似乎就在一夜之間,小刀片似的豌豆莢就掛滿豌豆棵了,不幾天就可以吃嫩豌豆角,一直能吃到小滿過後,那是童年記憶裡最過癮的事情。

上小學的時候,從家到學校一裡多路,小路的兩邊全是豌豆田。

那時生產隊裡喜歡麥子和豌豆套種,說是能高產。豌豆和麥子成熟期是一致的,當麥子拔節的時候,豌豆棵也在往上竄,當麥子甩齊穗頭了,豌豆也就忙著開花結莢了。布穀鳥也趕來喊場子趕熱鬧了,

我知道它喊的什麼:“乖乖躲暑,麥子要熟“,也就是告訴我們這一群野孩子該鑽進生產隊的大田塊裡狂吃嫩豌豆角了。

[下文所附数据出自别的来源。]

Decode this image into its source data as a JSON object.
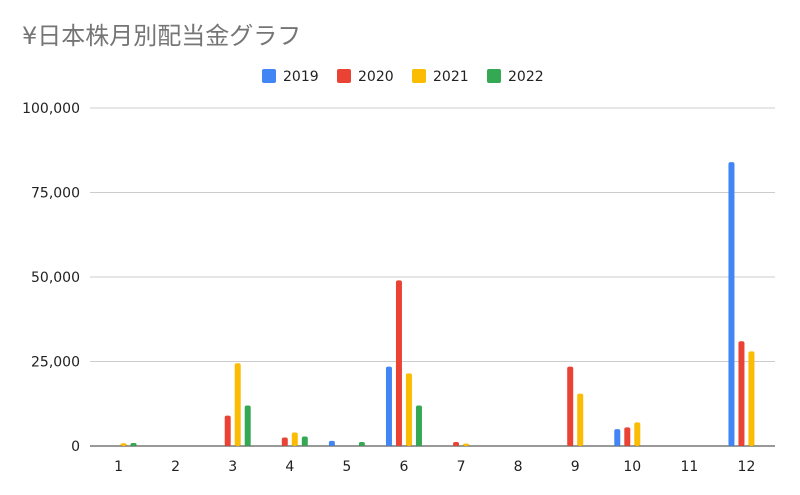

這時的麥田就開始有了看莊稼的人了,都是村裡幾個出了名的倔老頭,夏收秋收都是他們在各田塊把守。特別是我家前院的那個老頭,按輩分我喊他大爺,一個人過生活,見人從來沒說過好聽的話,大家都喊他“材老頭子”。我可是領教過他看莊稼的厲害。

一次生產隊的紅薯已經刨過一遍了,還得等秋收完了 ,生產隊再派人仔細重刨一遍。這中間就讓他看著。紅薯地在村子東邊,因為和村子隔著茂盛的蘆葦溝,又靠著複新河岸坡,大家都稱呼塊田“臺灣”。

這塊田沙土和淤土混合,最適宜栽種紅薯。刨過紅薯後溝溝坑坑的河灣裡,“材老頭“像天神看靈芝草似的森嚴地把守著。

午間,我瞅著“材老頭”回家吃飯了,

就像遊擊隊員一樣挎著槎子,拿著個鏟子,去紅薯地“偷襲”去了。空曠的臺灣裡沒有一個人,我隨意地在紅薯地裡竄跑,也沒有發現落下的紅薯。仔細搜索,終於看到了一棵粗壯的嫩芽從土裡冒出來,下面一定有大紅薯了。我用鏟子急速費力地挖著,這塊紅薯可真大,挖了好多土了,用手晃一晃,還是一動不動,我很激動也很著急,這可是大收穫。

我警覺地抬頭,這下還真把我嚇壞了,“材老頭”正像老鷹一樣像我飛奔著過來。我六魂出竅,急忙挎起槎子飛跑,一邊跑一邊看,跑出紅薯地又跑了好一段路,這“材老頭”還是緊追不捨,真是倔勁來了。我急中生智,拿出看家本領,“蹭蹭蹭”爬到了路旁的一棵柳樹的樹杈上,心跳得砰砰的,汗水濕透了衣服。

這老頭在樹下很得牙癢,指著我不住地罵,我知道他不會爬樹,心裡安穩了一點,他仰著臉恐嚇了我一陣子,還是憤憤地走了。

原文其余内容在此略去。